"Rzeczpospolita": Prezydent Hollande przedłużył stan wyjątkowy, zmobilizował armię, nawet rezerwistów. Zapobiegnie kolejnym zamachom?
Jean-Charles Brisard: Bardzo w to wątpię. Francja stanęła przed ogromnej skali zagrożeniem, setki dżihadystów wróciło z Syrii i Iraku, mają dodatkowo we Francji tysiące sympatyków. I to zjawisko tylko przybiera na sile. Służby obawiają się zamachów, które spowodują jeszcze więcej ofiar, z użyciem nowego typu materiałów wybuchowych umieszczonych na przykład w samochodach pułapkach. To wyścig terrorystów i policji na śmierć i życie.
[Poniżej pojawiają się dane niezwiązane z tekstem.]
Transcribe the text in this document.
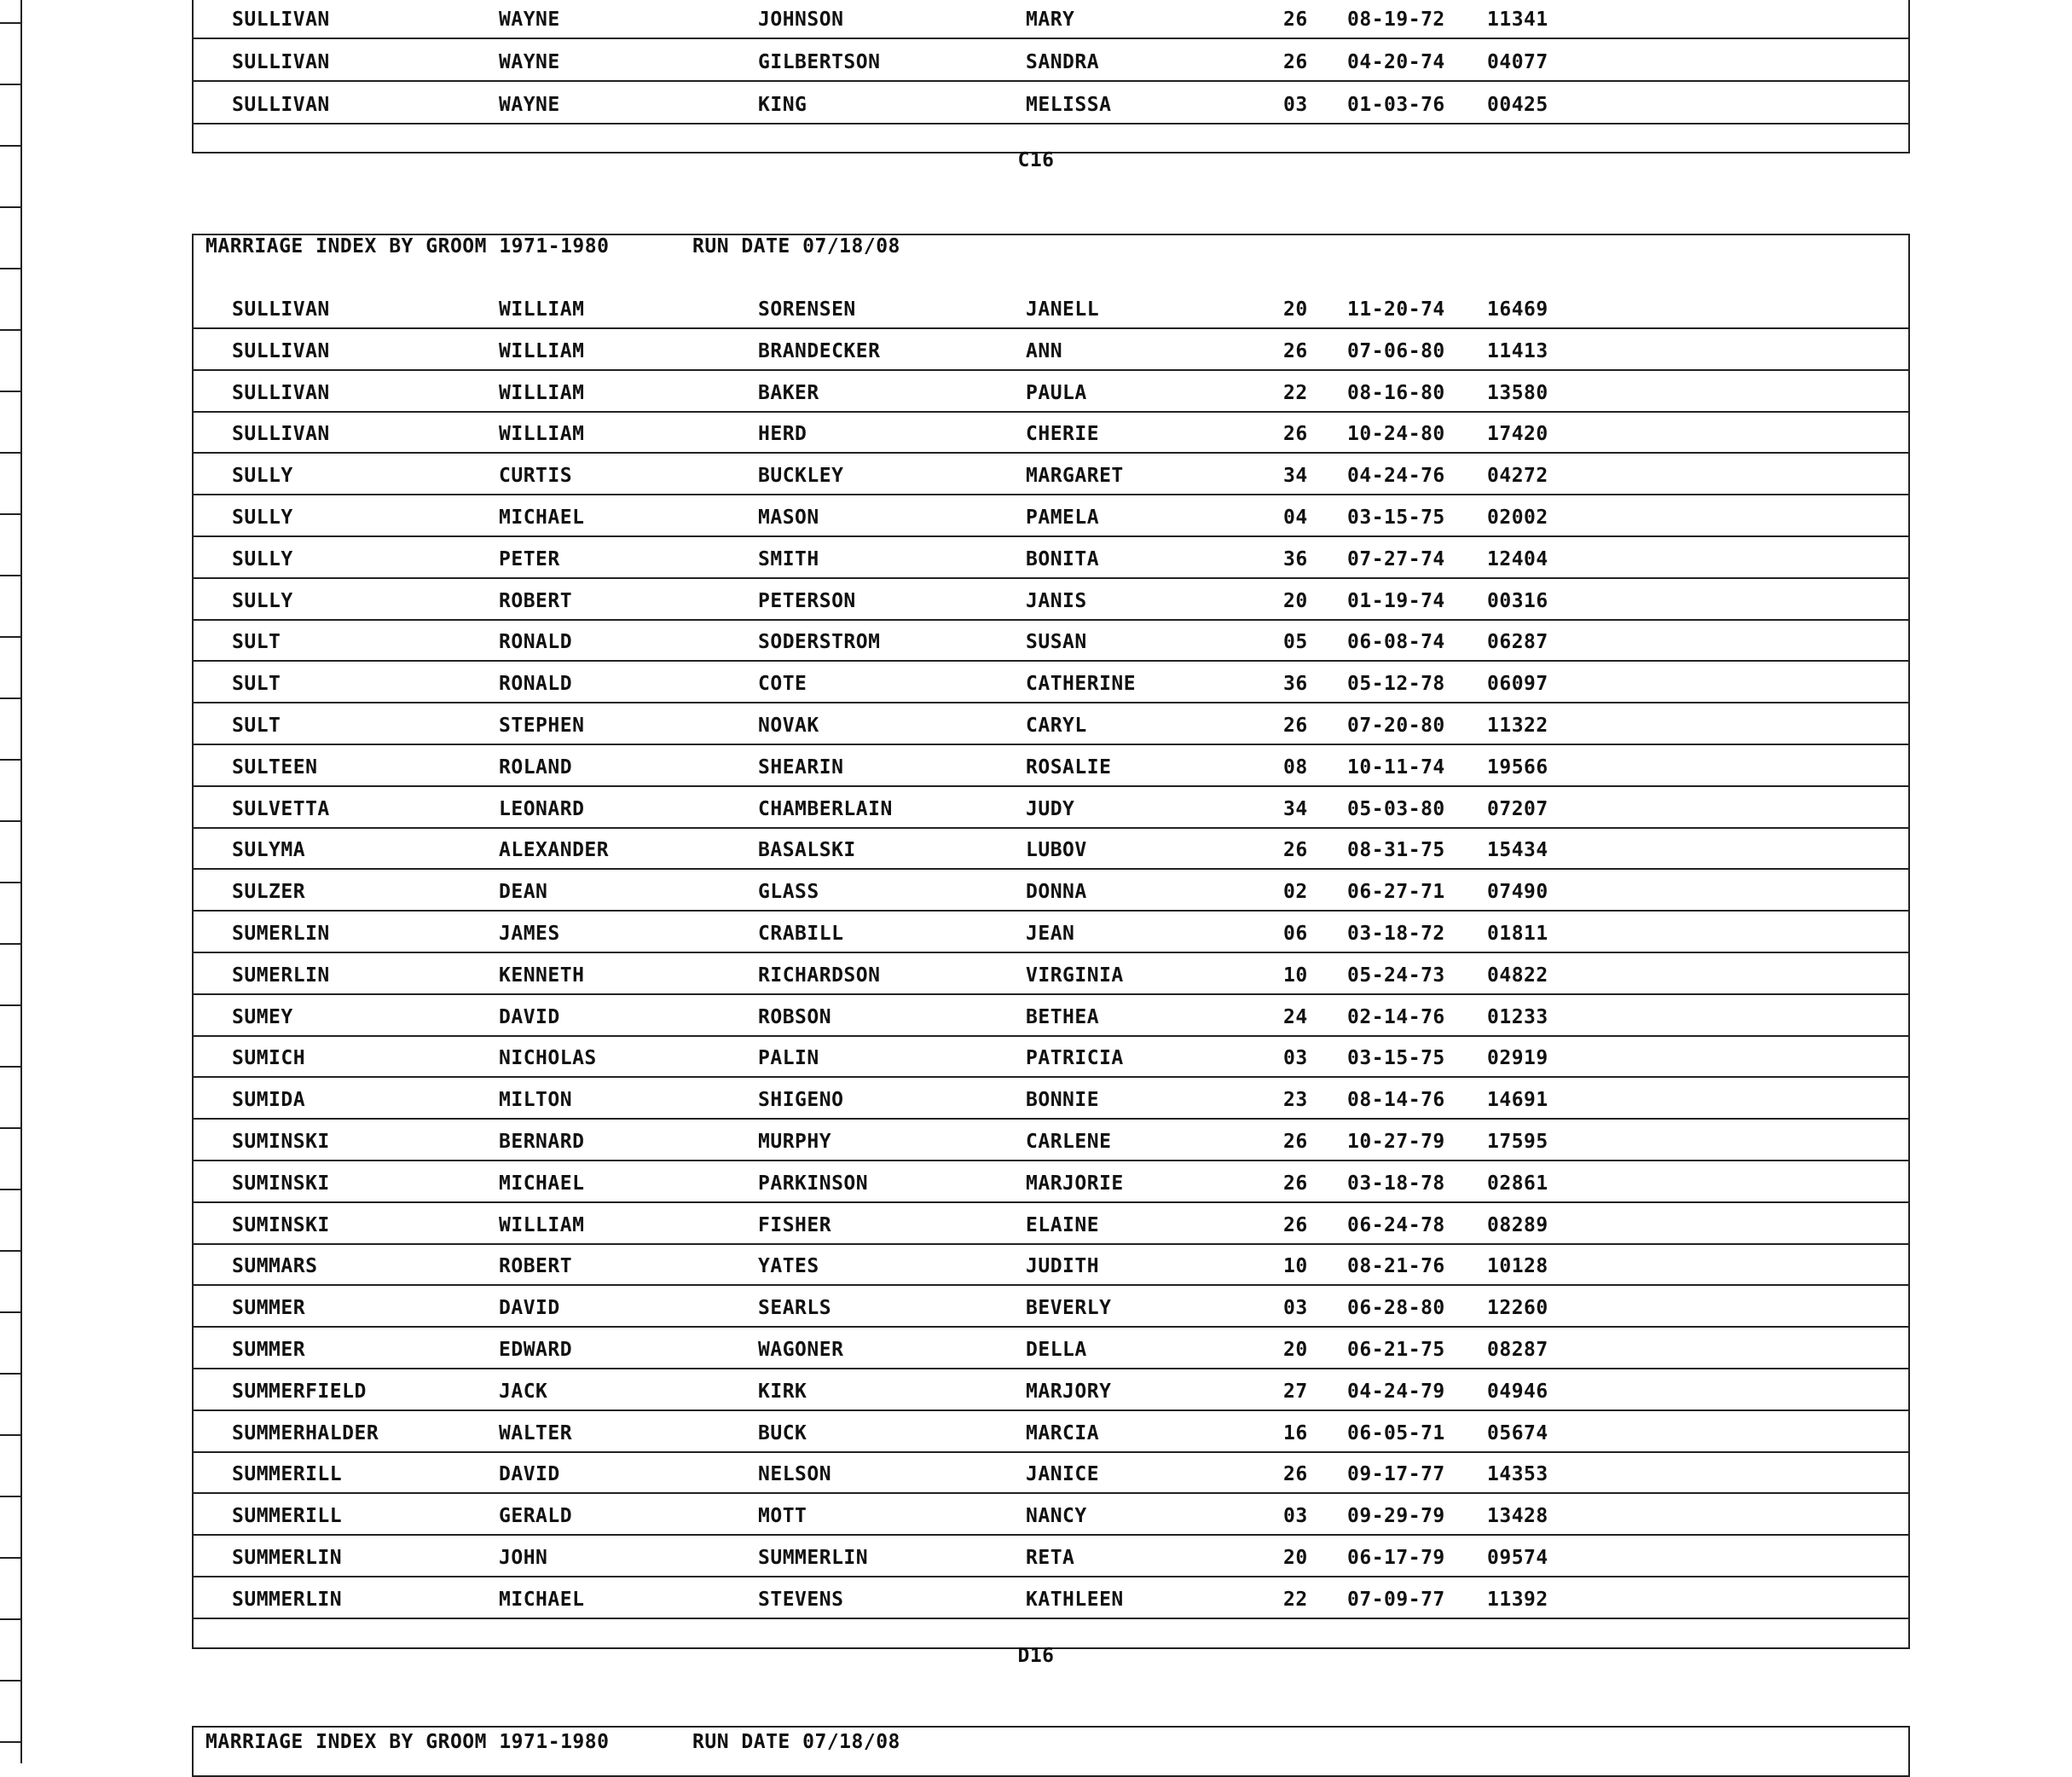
SULLIVAN	WAYNE	JOHNSON	MARY	26 08-19-72 11341
SULLIVAN	WAYNE	GILBERTSON	SANDRA	26 04-20-74 04077
SULLIVAN	WAYNE	KING	MELISSA	03 01-03-76 00425
C16
MARRIAGE INDEX BY GROOM 1971-1980	RUN DATE 07/18/08
SULLIVAN	WILLIAM	SORENSEN	JANELL	20 11-20-74 16469
SULLIVAN	WILLIAM	BRANDECKER	ANN	26 07-06-80 11413
SULLIVAN	WILLIAM	BAKER	PAULA	22 08-16-80 13580
SULLIVAN	WILLIAM	HERD	CHERIE	26 10-24-80 17420
SULLY	CURTIS	BUCKLEY	MARGARET	34 04-24-76 04272
SULLY	MICHAEL	MASON	PAMELA	04 03-15-75 02002
SULLY	PETER	SMITH	BONITA	36 07-27-74 12404
SULLY	ROBERT	PETERSON	JANIS	20 01-19-74 00316
SULT	RONALD	SODERSTROM	SUSAN	05 06-08-74 06287
SULT	RONALD	COTE	CATHERINE	36 05-12-78 06097
SULT	STEPHEN	NOVAK	CARYL	26 07-20-80 11322
SULTEEN	ROLAND	SHEARIN	ROSALIE	08 10-11-74 19566
SULVETTA	LEONARD	CHAMBERLAIN	JUDY	34 05-03-80 07207
SULYMA	ALEXANDER	BASALSKI	LUBOV	26 08-31-75 15434
SULZER	DEAN	GLASS	DONNA	02 06-27-71 07490
SUMERLIN	JAMES	CRABILL	JEAN	06 03-18-72 01811
SUMERLIN	KENNETH	RICHARDSON	VIRGINIA	10 05-24-73 04822
SUMEY	DAVID	ROBSON	BETHEA	24 02-14-76 01233
SUMICH	NICHOLAS	PALIN	PATRICIA	03 03-15-75 02919
SUMIDA	MILTON	SHIGENO	BONNIE	23 08-14-76 14691
SUMINSKI	BERNARD	MURPHY	CARLENE	26 10-27-79 17595
SUMINSKI	MICHAEL	PARKINSON	MARJORIE	26 03-18-78 02861
SUMINSKI	WILLIAM	FISHER	ELAINE	26 06-24-78 08289
SUMMARS	ROBERT	YATES	JUDITH	10 08-21-76 10128
SUMMER	DAVID	SEARLS	BEVERLY	03 06-28-80 12260
SUMMER	EDWARD	WAGONER	DELLA	20 06-21-75 08287
SUMMERFIELD	JACK	KIRK	MARJORY	27 04-24-79 04946
SUMMERHALDER	WALTER	BUCK	MARCIA	16 06-05-71 05674
SUMMERILL	DAVID	NELSON	JANICE	26 09-17-77 14353
SUMMERILL	GERALD	MOTT	NANCY	03 09-29-79 13428
SUMMERLIN	JOHN	SUMMERLIN	RETA	20 06-17-79 09574
SUMMERLIN	MICHAEL	STEVENS	KATHLEEN	22 07-09-77 11392
D16
MARRIAGE INDEX BY GROOM 1971-1980	RUN DATE 07/18/08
Zamachowcy mogą użyć biologicznej, chemicznej czy nawet atomowej broni masowego rażenia?
Tego akurat się nie obawiam. Używanie takiej broni jest bardzo trudne, a zarazem ryzykowne. Wymaga długich przygotowań, co znacznie zwiększa możliwość wykrycia.
W ciągu półtora roku dżihadyści przeprowadzili trzy wielkie zamachy we Francji. Czemu nie celują w inny kraj?